Sigo para para o aeroporto.

 

Lisboa, início da tarde. Desço do aeroplano. Olho em volta e parece-me tudo novo, mas mal amanhado. «Será Alcochete?» Não é. No terminal 1, alguém chama por mim. «Pedro?» Era mesmo ele, o meu compadre, sempre pontual.

Seguimos para casa. Ele vai trabalhar e eu deixo-me ficar preguiçosamente no sofá. Pego no livro que o Pedro Correia acaba de me oferecer e leio três contos do avô dele. Depois vou à janela e o sol chama por mim. Pego no telefone e ligo para o 'Pau Para Toda a Obra'.

João?

João?!? Mas...?

Vamos beber um copo?

'Bora — responde-me o Severino, ainda incrédulo.

 

Perto das 20 estou no DN. Seguimos, o Pedro e eu, para o Museu do Oriente. Sob o olhar protector de uma divindade indiana, os primeiros dois a chegar já nos esperam. Subimos os quatro até uma mesa imensa virada ao rio. Vão chegando os outros.

Bebem alguma coisa antes? — pergunta um empregado.

Um gin tónico — peço.

Ele desaparece e volta. «Gin tónico não está incluído.» Pergunto então o que está incluído e peço um Martini seco com limão.

Já chegaram quase todos. Ninguém acredita que um gajo voou dos Açores só para estar ali e regressar no dia seguinte. Sempre julguei que fossem mais inteligentes, mas percebo que é só fama: pois se eu voei dos Açores só para estar ali e regressar no dia seguinte, não acreditam porquê? Mas sei como resolver o caso: dedais variados de louça regional-autonómica sugestivamente decorados, para "todos e todas" como diria o Louçã, não só não distinguem géneros como é quanto basta para acreditarem, «cambada de materialistas».

 

Ao meu lado, o único lugar vazio.
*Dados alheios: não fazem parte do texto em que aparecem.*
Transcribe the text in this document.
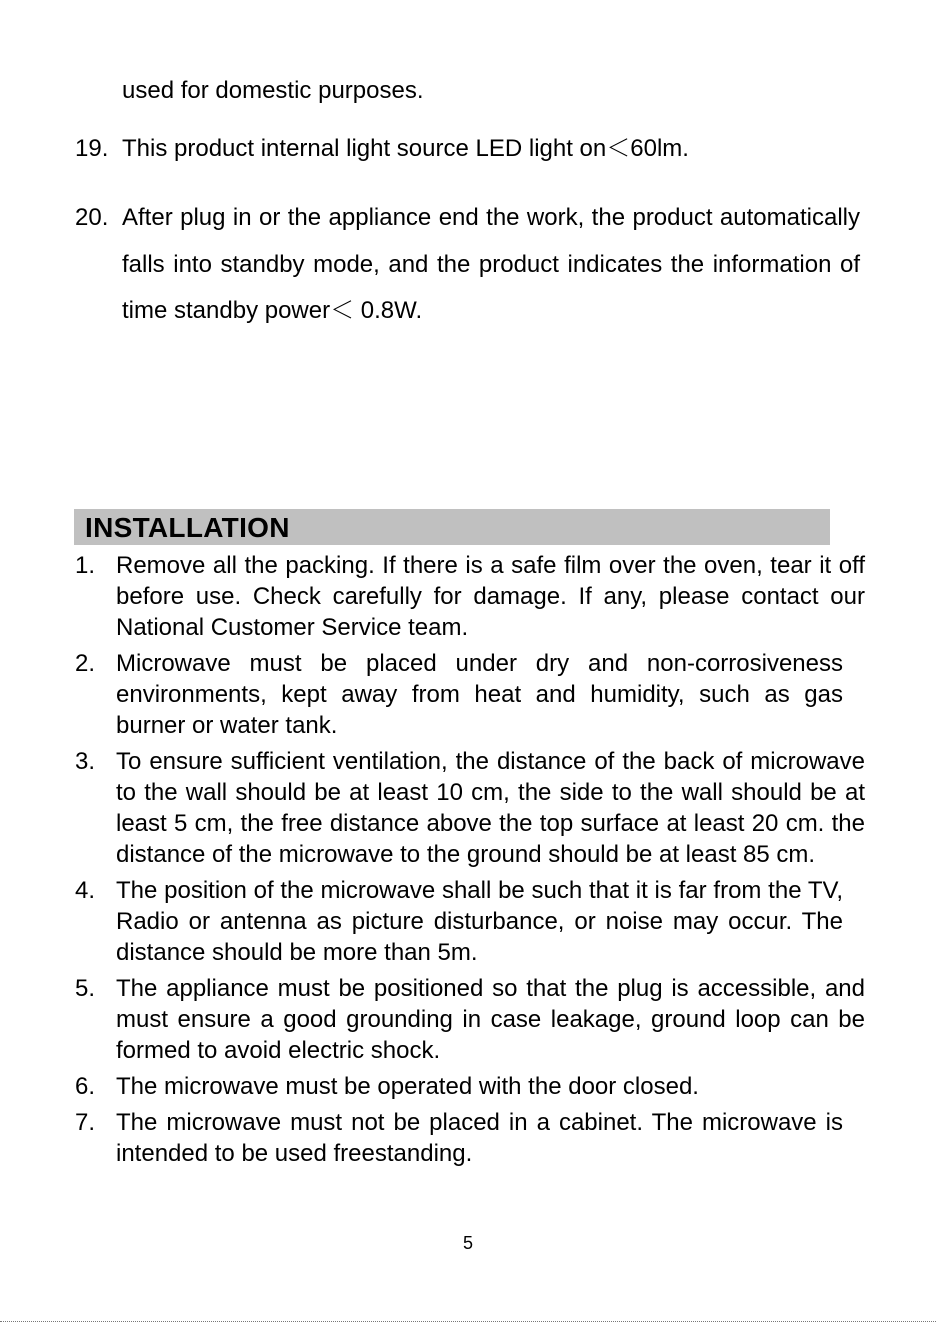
used for domestic purposes.
19. This product internal light source LED light on＜60lm.
20. After plug in or the appliance end the work, the product automatically falls into standby mode, and the product indicates the information of time standby power＜ 0.8W.
INSTALLATION
1. Remove all the packing. If there is a safe film over the oven, tear it off before use. Check carefully for damage. If any, please contact our National Customer Service team.
2. Microwave must be placed under dry and non-corrosiveness environments, kept away from heat and humidity, such as gas burner or water tank.
3. To ensure sufficient ventilation, the distance of the back of microwave to the wall should be at least 10 cm, the side to the wall should be at least 5 cm, the free distance above the top surface at least 20 cm. the distance of the microwave to the ground should be at least 85 cm.
4. The position of the microwave shall be such that it is far from the TV, Radio or antenna as picture disturbance, or noise may occur. The distance should be more than 5m.
5. The appliance must be positioned so that the plug is accessible, and must ensure a good grounding in case leakage, ground loop can be formed to avoid electric shock.
6. The microwave must be operated with the door closed.
7. The microwave must not be placed in a cabinet. The microwave is intended to be used freestanding.
5
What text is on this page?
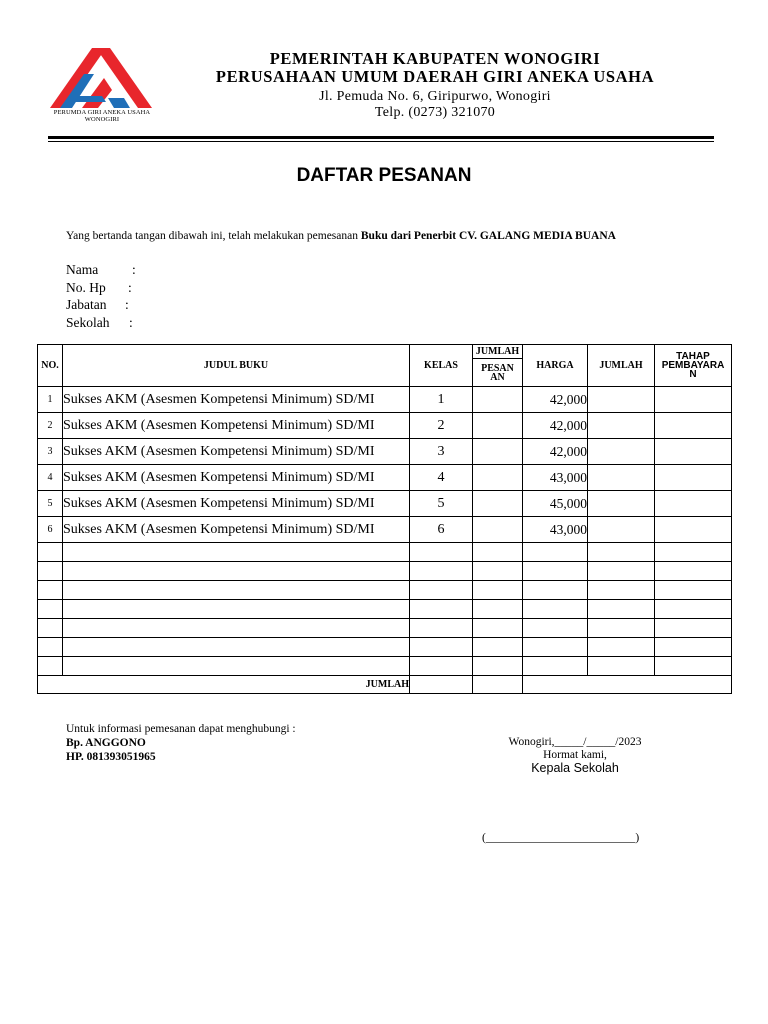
PERUMDA GIRI ANEKA USAHA
WONOGIRI
PEMERINTAH KABUPATEN WONOGIRI
PERUSAHAAN UMUM DAERAH GIRI ANEKA USAHA
Jl. Pemuda No. 6, Giripurwo, Wonogiri
Telp. (0273) 321070
DAFTAR PESANAN
Yang bertanda tangan dibawah ini, telah melakukan pemesanan Buku dari Penerbit CV. GALANG MEDIA BUANA
Nama	:
No. Hp :
Jabatan :
Sekolah :
NO.	JUDUL BUKU	KELAS	JUMLAH	HARGA	JUMLAH	TAHAP PEMBAYARA N
			PESAN AN			
1	Sukses AKM (Asesmen Kompetensi Minimum) SD/MI	1		42,000		
2	Sukses AKM (Asesmen Kompetensi Minimum) SD/MI	2		42,000		
3	Sukses AKM (Asesmen Kompetensi Minimum) SD/MI	3		42,000		
4	Sukses AKM (Asesmen Kompetensi Minimum) SD/MI	4		43,000		
5	Sukses AKM (Asesmen Kompetensi Minimum) SD/MI	5		45,000		
6	Sukses AKM (Asesmen Kompetensi Minimum) SD/MI	6		43,000		

JUMLAH						
Untuk informasi pemesanan dapat menghubungi :
Bp. ANGGONO
HP. 081393051965
Wonogiri,_____/_____/2023
Hormat kami,
Kepala Sekolah
(__________________________)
O «tinto ou branco», ambos muito decentes, vem ao nosso encontro e nós levantamo-nos para ir ao encontro do buffet. Se quiserem a companhia do rio, do sol a pôr-se sem pressas, da noite intimista a marcar o tempo e das luzes a tomar conta da ponte (da "primeira travessia", está claro, porque a "segunda" é longe e as luzes da "terceira" parecem uma árvore de Natal sempre a piscar: aparecem e desaparecem conforme o ministro que abre a boca), então o restaurante do Museu do Oriente é muito recomendável.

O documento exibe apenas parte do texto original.